Re: Will people in fifty years still believe in Gods?
 
[ QUOTE ]
Hey, the Bible is more right then ever for these times. Where the rational thought is irrational an the irrational is rational.

It's scary to coal inside the chests of man these days and the brainwashed pride driven secular mentality.

It's pretty scary, but hey, the more the devil has an influence the more and more people will be easily dismissive of God, religion, etc

Just wow at the brainwashed mentalities.

And this will just to in one in, make a uturn and go out the same ear.

Thats what it has become, you fill yourselfs with nothing but about how irrational any belief is how God is a delusion and evil, etc well that is what you become.

Man, really no point of posting, u all find out in less then 80 years anyways..... Thank God we die and the ignorances cant go on forever.

[/ QUOTE ]

What he said x2.

Atrophy 08-04-2007 01:45 PM

Re: Will people in fifty years still believe in Gods?
 
[ QUOTE ]
Hey, the Bible is more right then ever for these times.

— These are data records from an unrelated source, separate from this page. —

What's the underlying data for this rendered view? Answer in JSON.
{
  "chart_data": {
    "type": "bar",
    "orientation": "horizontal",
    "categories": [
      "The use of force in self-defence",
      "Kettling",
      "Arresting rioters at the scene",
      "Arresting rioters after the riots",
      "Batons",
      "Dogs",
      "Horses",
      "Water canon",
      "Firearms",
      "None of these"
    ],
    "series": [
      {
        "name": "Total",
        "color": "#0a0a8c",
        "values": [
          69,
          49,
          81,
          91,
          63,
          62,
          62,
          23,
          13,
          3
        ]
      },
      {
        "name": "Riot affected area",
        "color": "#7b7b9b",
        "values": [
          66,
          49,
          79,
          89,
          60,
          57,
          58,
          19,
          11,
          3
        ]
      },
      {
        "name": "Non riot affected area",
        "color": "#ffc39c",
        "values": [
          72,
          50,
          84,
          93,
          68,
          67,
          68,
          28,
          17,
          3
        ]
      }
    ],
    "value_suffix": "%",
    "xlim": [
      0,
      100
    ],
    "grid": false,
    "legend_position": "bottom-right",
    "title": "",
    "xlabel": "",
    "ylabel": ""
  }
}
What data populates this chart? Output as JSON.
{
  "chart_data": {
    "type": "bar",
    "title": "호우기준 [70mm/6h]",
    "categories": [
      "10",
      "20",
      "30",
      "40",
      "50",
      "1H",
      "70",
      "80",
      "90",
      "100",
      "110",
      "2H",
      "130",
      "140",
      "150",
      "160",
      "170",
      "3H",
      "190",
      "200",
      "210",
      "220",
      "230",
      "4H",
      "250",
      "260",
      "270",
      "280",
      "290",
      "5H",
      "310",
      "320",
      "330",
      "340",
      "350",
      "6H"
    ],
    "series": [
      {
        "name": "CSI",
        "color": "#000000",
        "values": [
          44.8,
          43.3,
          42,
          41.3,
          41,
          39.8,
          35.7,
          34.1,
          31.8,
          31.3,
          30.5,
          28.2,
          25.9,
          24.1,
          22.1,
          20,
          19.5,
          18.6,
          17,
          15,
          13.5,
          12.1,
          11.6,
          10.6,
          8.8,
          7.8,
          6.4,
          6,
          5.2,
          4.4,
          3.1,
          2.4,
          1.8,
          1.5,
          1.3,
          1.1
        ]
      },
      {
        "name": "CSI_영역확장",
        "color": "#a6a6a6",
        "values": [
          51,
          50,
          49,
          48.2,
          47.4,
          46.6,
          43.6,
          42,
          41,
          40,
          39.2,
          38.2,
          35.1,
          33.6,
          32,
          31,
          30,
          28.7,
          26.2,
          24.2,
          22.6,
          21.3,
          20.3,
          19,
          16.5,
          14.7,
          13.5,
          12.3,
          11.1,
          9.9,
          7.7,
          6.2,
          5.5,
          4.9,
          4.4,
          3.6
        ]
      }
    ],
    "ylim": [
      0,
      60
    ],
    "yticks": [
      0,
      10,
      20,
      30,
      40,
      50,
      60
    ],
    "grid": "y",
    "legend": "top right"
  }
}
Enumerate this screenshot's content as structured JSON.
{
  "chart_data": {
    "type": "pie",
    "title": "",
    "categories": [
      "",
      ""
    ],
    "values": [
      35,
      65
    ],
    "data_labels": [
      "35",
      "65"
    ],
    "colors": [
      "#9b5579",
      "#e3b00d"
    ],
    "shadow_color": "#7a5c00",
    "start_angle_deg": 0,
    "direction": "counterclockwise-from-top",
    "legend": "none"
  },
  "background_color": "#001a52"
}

Where the rational thought is irrational an the irrational is rational.

It's scary to coal inside the chests of man these days and the brainwashed pride driven secular mentality.

It's pretty scary, but hey, the more the devil has an influence the more and more people will be easily dismissive of God, religion, etc

Just wow at the brainwashed mentalities.

And this will just to in one in, make a uturn and go out the same ear.

Thats what it has become, you fill yourselfs with nothing but about how irrational any belief is how God is a delusion and evil, etc well that is what you become.

Man, really no point of posting, u all find out in less then 80 years anyways..... Thank God we die and the ignorances cant go on forever.

[/ QUOTE ]

If one takes a step back and reads what you're saying--substituting Allah for God and Koran for Bible--you sound like a deranged Muslim suicide bomber.

I find it quite sad that many will read what you write and actually nod approvingly. When people like you talk, you hurt your irrational crusade more than help it.

Brad1970 08-04-2007 02:14 PM

Re: Will people in fifty years still believe in Gods?
 
[ QUOTE ]
If one takes a step back and reads what you're saying--substituting Allah for God and Koran for Bible--you sound like a deranged Muslim suicide bomber.

I find it quite sad that many will read what you write and actually nod approvingly. When people like you talk, you hurt your irrational crusade more than help it.

[/ QUOTE ]


When is the last time that a Christian blew themselves up in a suicide bombing?